The X-ray crystal structure of recombinant wild-type azurin from Pseudomonas aeruginosa was determined by difference Fourier techniques using phases derived from the structure of the mutant His35Leu. Two data sets were collected from a single crystal of oxidized azurin soaked in mother liquor buffered at pH 5.5 and pH 9.0, respectively. Both data sets extend to 1.93 A resolution. The two pH forms were refined independently to crystallographic R-factors of 17.6% (pH 5.5) and 17.5% (pH 9.0). The conformational transition previously attributed to the protonation/deprotonation of residue His35 (pKa(red) = 7.3, pKa(ox) = 6.2), which lies in a crevice of the protein close to the copper binding site, involves a concomitant Pro36-Gly37 main-chain peptide bond flip. At the lower pH, the protonated imidazole N delta 1 of His35 forms a strong hydrogen bond with the carbonyl oxygen from Pro36, while at alkaline pH the deprotonated N delta 1 acts as an acceptor of a weak hydrogen bond from HN Gly37. The structure of the remainder of the azurin molecule, including the copper binding site, is not significantly affected by this transition.

X-ray crystal structure of the two site-specific mutants His35Gln and His35Leu of azurin from Pseudomonas aeruginosa.
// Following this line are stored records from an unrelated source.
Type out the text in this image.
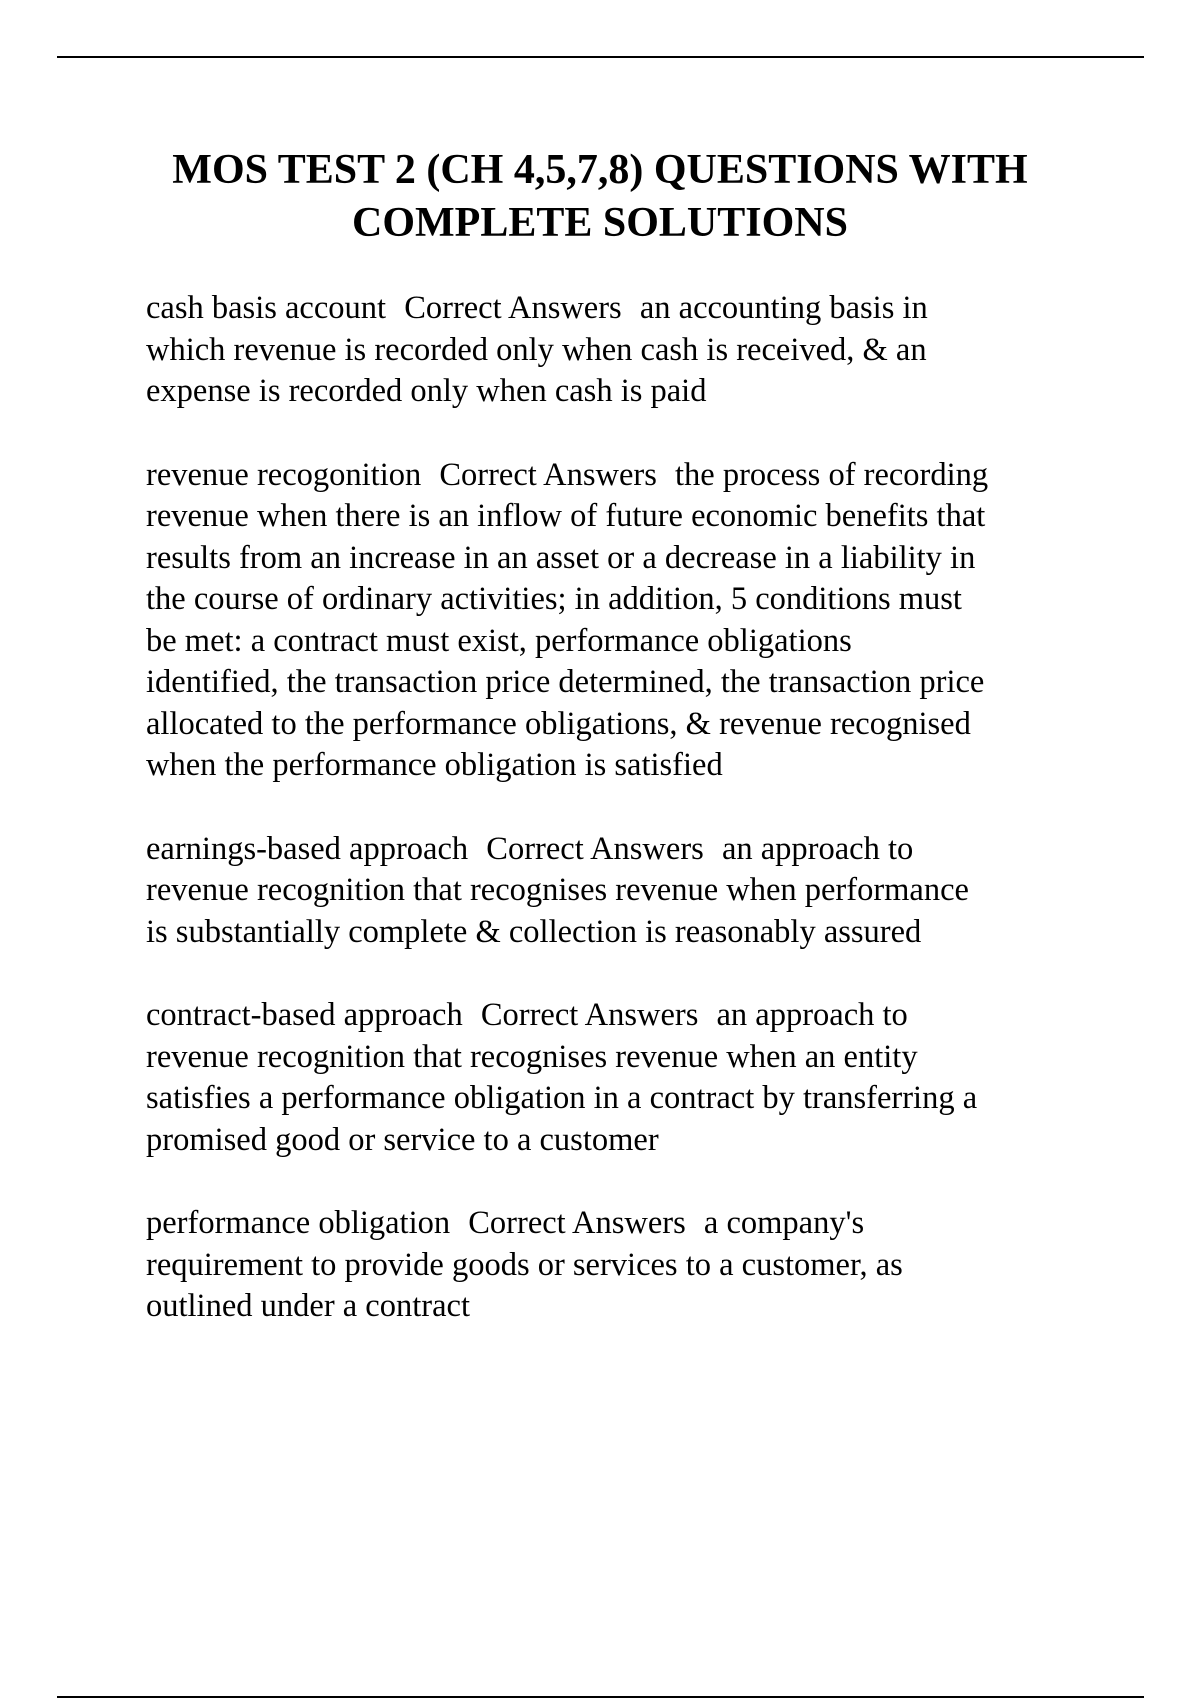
MOS TEST 2 (CH 4,5,7,8) QUESTIONS WITH
COMPLETE SOLUTIONS

cash basis account Correct Answers an accounting basis in
which revenue is recorded only when cash is received, & an
expense is recorded only when cash is paid

revenue recogonition Correct Answers the process of recording
revenue when there is an inflow of future economic benefits that
results from an increase in an asset or a decrease in a liability in
the course of ordinary activities; in addition, 5 conditions must
be met: a contract must exist, performance obligations
identified, the transaction price determined, the transaction price
allocated to the performance obligations, & revenue recognised
when the performance obligation is satisfied

earnings-based approach Correct Answers an approach to
revenue recognition that recognises revenue when performance
is substantially complete & collection is reasonably assured

contract-based approach Correct Answers an approach to
revenue recognition that recognises revenue when an entity
satisfies a performance obligation in a contract by transferring a
promised good or service to a customer

performance obligation Correct Answers a company's
requirement to provide goods or services to a customer, as
outlined under a contract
The three-dimensional structures of two site-specific mutants of the blue copper protein azurin from Pseudomonas aeruginosa have been solved by a combination of isomorphous replacement and Patterson search techniques, and refined by energy-restrained least-squares methods. The mutations introduced by recombinant DNA techniques involve residue His35, which was exchanged for glutamine and leucine, to probe for its suggested role in electron transfer. The two mutants, His35Gln (H35Q) and His35Leu (H35L), crystallize non-isomorphously in the orthorhombic space group P2(1)2(1)2(1) with unit cell dimensions of a = 109.74 A, b = 99.15 A, c = 47.82 A for H35Q, a = 57.82 A, b = 81.06 A, c = 110.03 A for H35L. In each crystal form, there are four molecules in the asymmetric unit. They are arranged as a dimer of dimers in the H35Q case and are distorted from ideal C2 symmetry in H35L. The final crystallographic R-value is 16.3% for 20.747 reflections to a resolution of 2.1 A for H35Q and 17.0% for 32,548 reflections to 1.9 A for H35L. The crystal structures reported here represent the first crystallographically refined structures for azurin from P. aeruginosa. The structure is very similar to that of azurin from Alcaligenes denitrificans. The copper atom is located about 7 A below a hydrophobic surface region and is ligated by five donor groups in a distorted trigonal bipyramidal fashion. The implications for electron transfer properties of the protein are discussed in terms of the mutation site and the packing of the molecules within the tetramer.